A Vectorized Positive Semidefinite Penalty Method for Unconstrained Binary Quadratic Programming

TL;DR

This paper introduces a vectorized positive semidefinite penalty method for efficiently solving unconstrained binary quadratic programming problems, demonstrating superior performance over existing methods through numerical experiments.

Contribution

It proposes a novel vectorized PSDP approach with algorithmic enhancements and convergence analysis, improving computational efficiency and solution quality.

Findings

Outperforms semidefinite relaxation in solution quality

Achieves faster solution times

Provides high-quality solutions in practical applications

Abstract

The unconstrained binary quadratic programming (UBQP) problem is a class of problems of significant importance in many practical applications, such as in combinatorial optimization, circuit design, and other fields.

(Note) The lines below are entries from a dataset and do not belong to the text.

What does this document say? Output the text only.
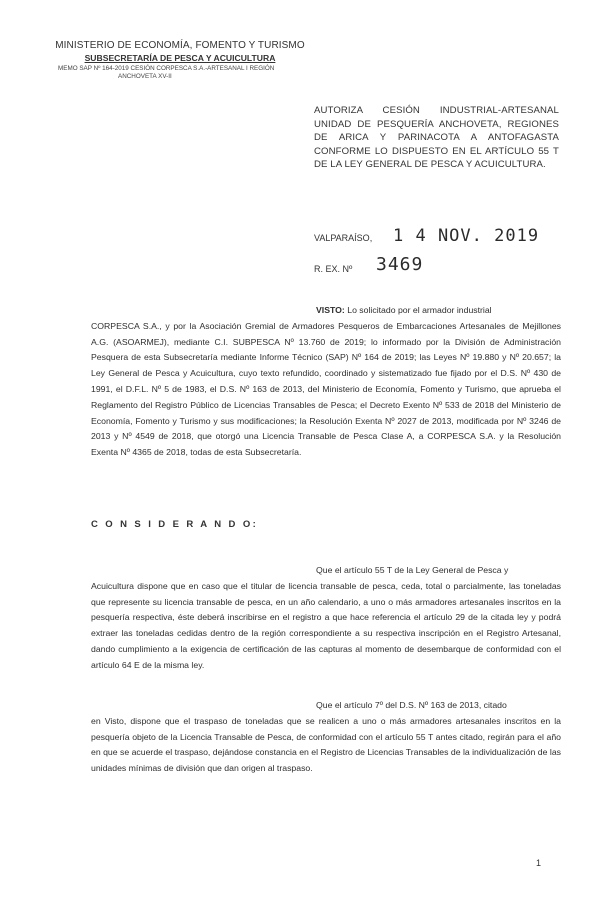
MINISTERIO DE ECONOMÍA, FOMENTO Y TURISMO
SUBSECRETARÍA DE PESCA Y ACUICULTURA
MEMO SAP Nº 164-2019 CESIÓN CORPESCA S.A.-ARTESANAL I REGIÓN
ANCHOVETA XV-II
AUTORIZA CESIÓN INDUSTRIAL-ARTESANAL UNIDAD DE PESQUERÍA ANCHOVETA, REGIONES DE ARICA Y PARINACOTA A ANTOFAGASTA CONFORME LO DISPUESTO EN EL ARTÍCULO 55 T DE LA LEY GENERAL DE PESCA Y ACUICULTURA.
VALPARAÍSO, 1 4 NOV. 2019
R. EX. Nº 3469
VISTO: Lo solicitado por el armador industrial
CORPESCA S.A., y por la Asociación Gremial de Armadores Pesqueros de Embarcaciones Artesanales de Mejillones A.G. (ASOARMEJ), mediante C.I. SUBPESCA Nº 13.760 de 2019; lo informado por la División de Administración Pesquera de esta Subsecretaría mediante Informe Técnico (SAP) Nº 164 de 2019; las Leyes Nº 19.880 y Nº 20.657; la Ley General de Pesca y Acuicultura, cuyo texto refundido, coordinado y sistematizado fue fijado por el D.S. Nº 430 de 1991, el D.F.L. Nº 5 de 1983, el D.S. Nº 163 de 2013, del Ministerio de Economía, Fomento y Turismo, que aprueba el Reglamento del Registro Público de Licencias Transables de Pesca; el Decreto Exento Nº 533 de 2018 del Ministerio de Economía, Fomento y Turismo y sus modificaciones; la Resolución Exenta Nº 2027 de 2013, modificada por Nº 3246 de 2013 y Nº 4549 de 2018, que otorgó una Licencia Transable de Pesca Clase A, a CORPESCA S.A. y la Resolución Exenta Nº 4365 de 2018, todas de esta Subsecretaría.
C O N S I D E R A N D O:
Que el artículo 55 T de la Ley General de Pesca y
Acuicultura dispone que en caso que el titular de licencia transable de pesca, ceda, total o parcialmente, las toneladas que represente su licencia transable de pesca, en un año calendario, a uno o más armadores artesanales inscritos en la pesquería respectiva, éste deberá inscribirse en el registro a que hace referencia el artículo 29 de la citada ley y podrá extraer las toneladas cedidas dentro de la región correspondiente a su respectiva inscripción en el Registro Artesanal, dando cumplimiento a la exigencia de certificación de las capturas al momento de desembarque de conformidad con el artículo 64 E de la misma ley.
Que el artículo 7º del D.S. Nº 163 de 2013, citado
en Visto, dispone que el traspaso de toneladas que se realicen a uno o más armadores artesanales inscritos en la pesquería objeto de la Licencia Transable de Pesca, de conformidad con el artículo 55 T antes citado, regirán para el año en que se acuerde el traspaso, dejándose constancia en el Registro de Licencias Transables de la individualización de las unidades mínimas de división que dan origen al traspaso.
1
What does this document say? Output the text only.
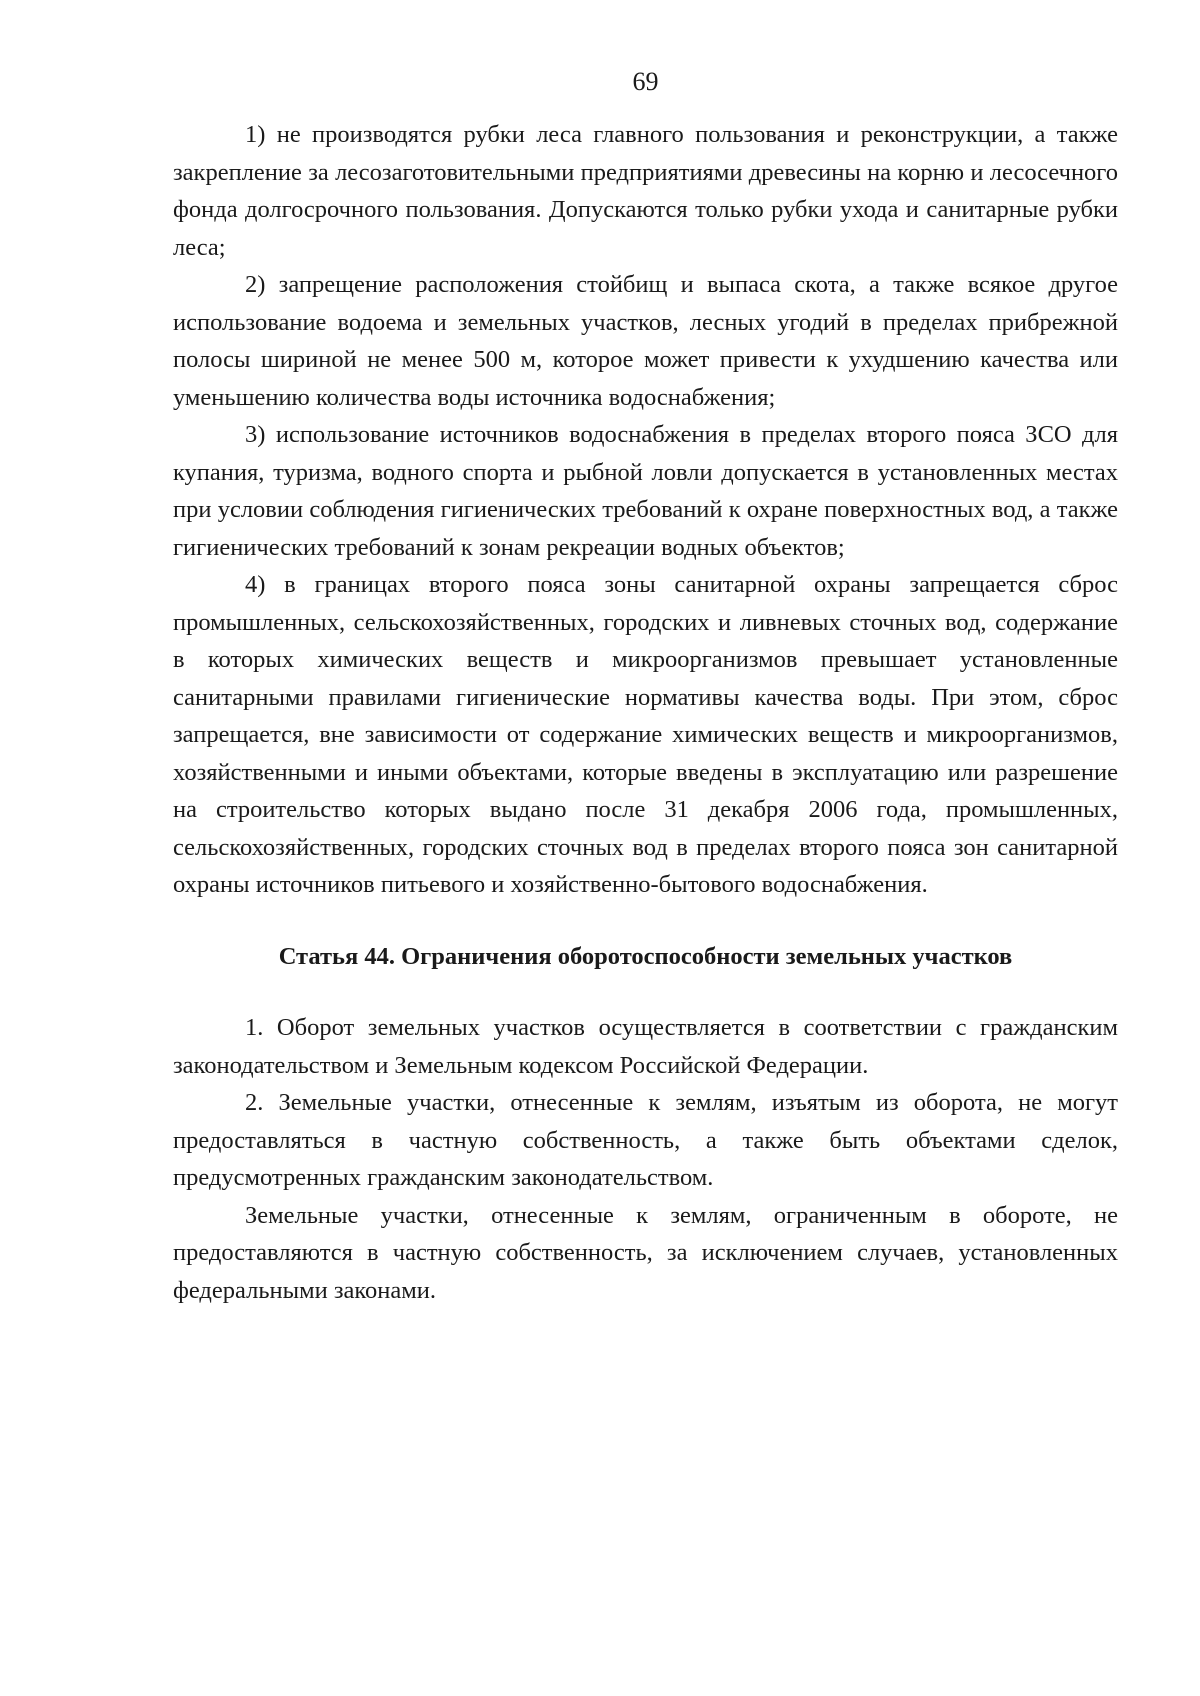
69

1) не производятся рубки леса главного пользования и реконструкции, а также закрепление за лесозаготовительными предприятиями древесины на корню и лесосечного фонда долгосрочного пользования. Допускаются только рубки ухода и санитарные рубки леса;

2) запрещение расположения стойбищ и выпаса скота, а также всякое другое использование водоема и земельных участков, лесных угодий в пределах прибрежной полосы шириной не менее 500 м, которое может привести к ухудшению качества или уменьшению количества воды источника водоснабжения;

3) использование источников водоснабжения в пределах второго пояса ЗСО для купания, туризма, водного спорта и рыбной ловли допускается в установленных местах при условии соблюдения гигиенических требований к охране поверхностных вод, а также гигиенических требований к зонам рекреации водных объектов;

4) в границах второго пояса зоны санитарной охраны запрещается сброс промышленных, сельскохозяйственных, городских и ливневых сточных вод, содержание в которых химических веществ и микроорганизмов превышает установленные санитарными правилами гигиенические нормативы качества воды. При этом, сброс запрещается, вне зависимости от содержание химических веществ и микроорганизмов, хозяйственными и иными объектами, которые введены в эксплуатацию или разрешение на строительство которых выдано после 31 декабря 2006 года, промышленных, сельскохозяйственных, городских сточных вод в пределах второго пояса зон санитарной охраны источников питьевого и хозяйственно-бытового водоснабжения.

Статья 44. Ограничения оборотоспособности земельных участков

1. Оборот земельных участков осуществляется в соответствии с гражданским законодательством и Земельным кодексом Российской Федерации.

2. Земельные участки, отнесенные к землям, изъятым из оборота, не могут предоставляться в частную собственность, а также быть объектами сделок, предусмотренных гражданским законодательством.

Земельные участки, отнесенные к землям, ограниченным в обороте, не предоставляются в частную собственность, за исключением случаев, установленных федеральными законами.
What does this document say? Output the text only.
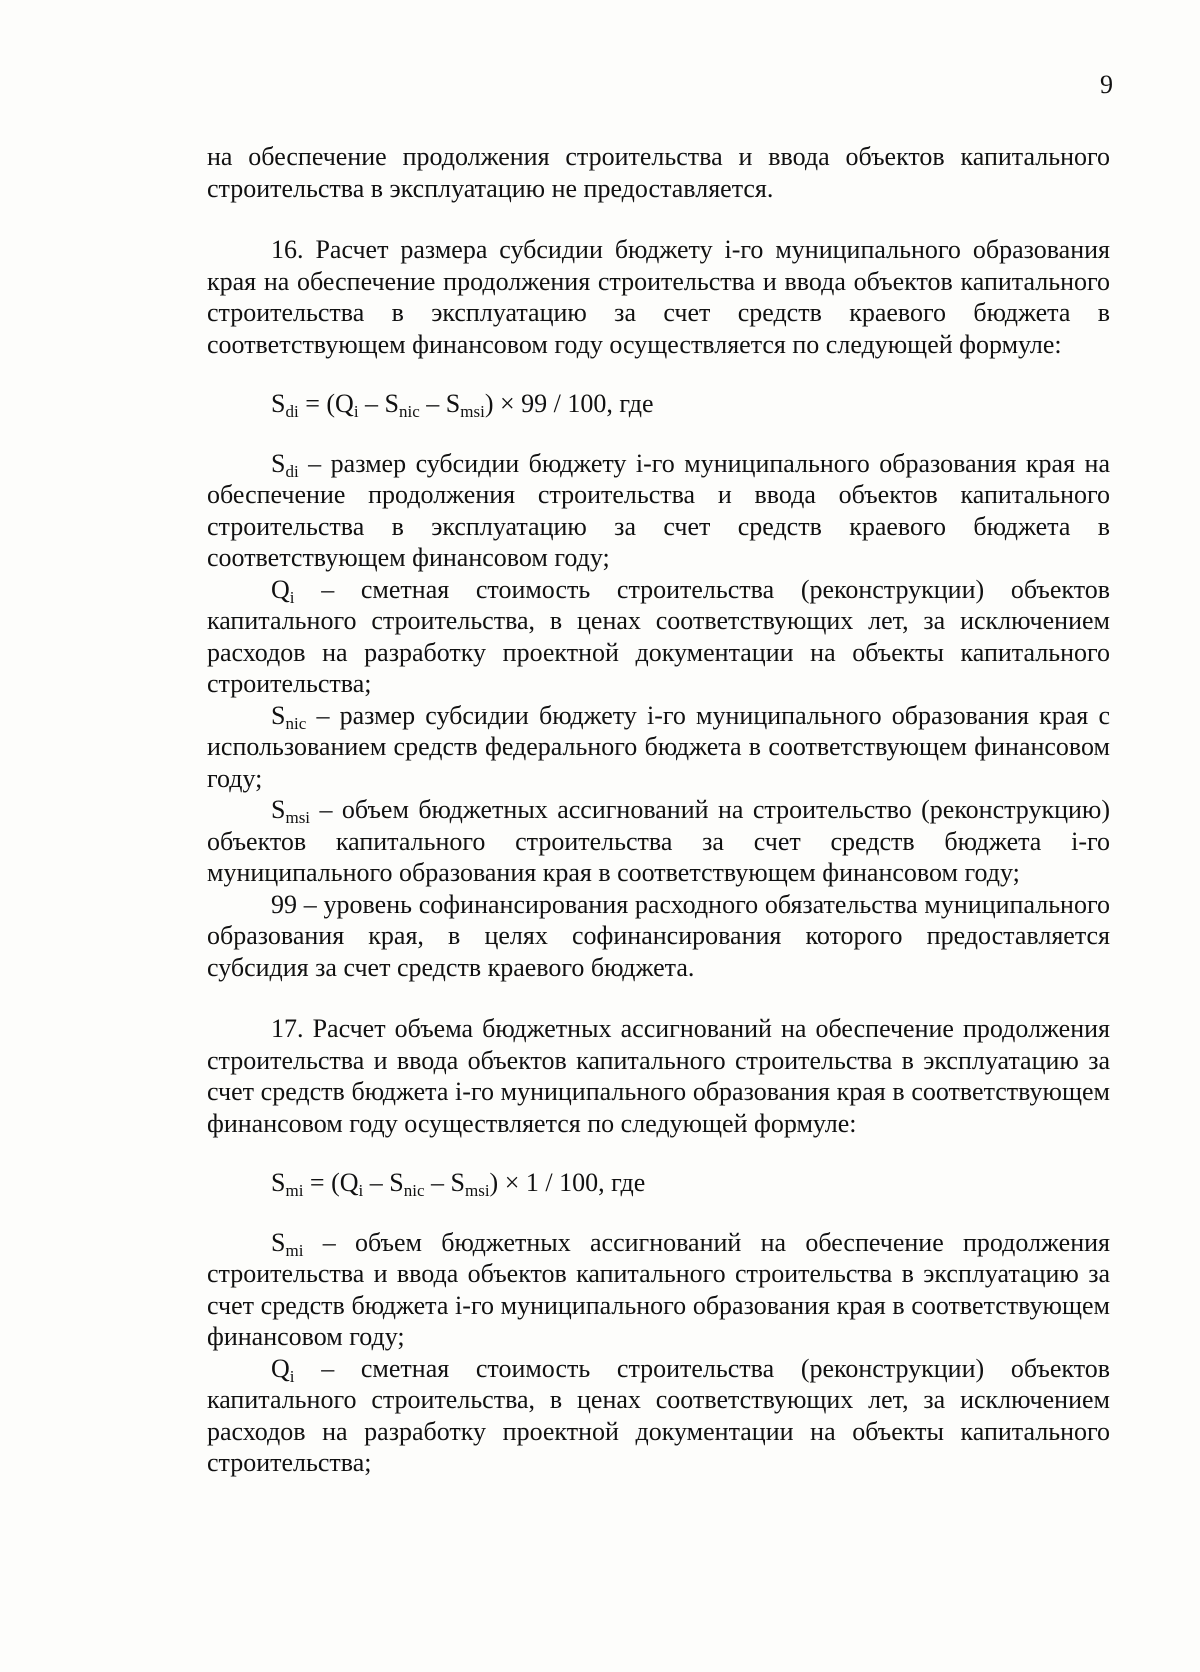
9

на обеспечение продолжения строительства и ввода объектов капитального строительства в эксплуатацию не предоставляется.

16. Расчет размера субсидии бюджету i-го муниципального образования края на обеспечение продолжения строительства и ввода объектов капитального строительства в эксплуатацию за счет средств краевого бюджета в соответствующем финансовом году осуществляется по следующей формуле:

$S_{di} = (Q_i - S_{nic} - S_{msi}) \times 99 / 100$, где

$S_{di}$ – размер субсидии бюджету i-го муниципального образования края на обеспечение продолжения строительства и ввода объектов капитального строительства в эксплуатацию за счет средств краевого бюджета в соответствующем финансовом году;

$Q_i$ – сметная стоимость строительства (реконструкции) объектов капитального строительства, в ценах соответствующих лет, за исключением расходов на разработку проектной документации на объекты капитального строительства;

$S_{nic}$ – размер субсидии бюджету i-го муниципального образования края с использованием средств федерального бюджета в соответствующем финансовом году;

$S_{msi}$ – объем бюджетных ассигнований на строительство (реконструкцию) объектов капитального строительства за счет средств бюджета i-го муниципального образования края в соответствующем финансовом году;

99 – уровень софинансирования расходного обязательства муниципального образования края, в целях софинансирования которого предоставляется субсидия за счет средств краевого бюджета.

17. Расчет объема бюджетных ассигнований на обеспечение продолжения строительства и ввода объектов капитального строительства в эксплуатацию за счет средств бюджета i-го муниципального образования края в соответствующем финансовом году осуществляется по следующей формуле:

$S_{mi} = (Q_i - S_{nic} - S_{msi}) \times 1 / 100$, где

$S_{mi}$ – объем бюджетных ассигнований на обеспечение продолжения строительства и ввода объектов капитального строительства в эксплуатацию за счет средств бюджета i-го муниципального образования края в соответствующем финансовом году;

$Q_i$ – сметная стоимость строительства (реконструкции) объектов капитального строительства, в ценах соответствующих лет, за исключением расходов на разработку проектной документации на объекты капитального строительства;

The positive semidefinite penalty (PSDP) method originated from research on semidefinite relaxation, where the introduction of an exact penalty function improves the efficiency and accuracy of problem solving. In this paper, we propose a vectorized PSDP method for solving the UBQP problem, which optimizes computational efficiency by vectorizing matrix variables within a PSDP framework. Algorithmic enhancements in penalty updating and initialization are implemented, along with the introduction of two algorithms that integrate the proximal point algorithm and the projection alternating BB method for subproblem resolution. Properties of the penalty function and algorithm convergence are analyzed. Numerical experiments show the superior performance of the method in providing high-quality solutions and satisfactory solution times compared to the semidefinite relaxation method and other established methods.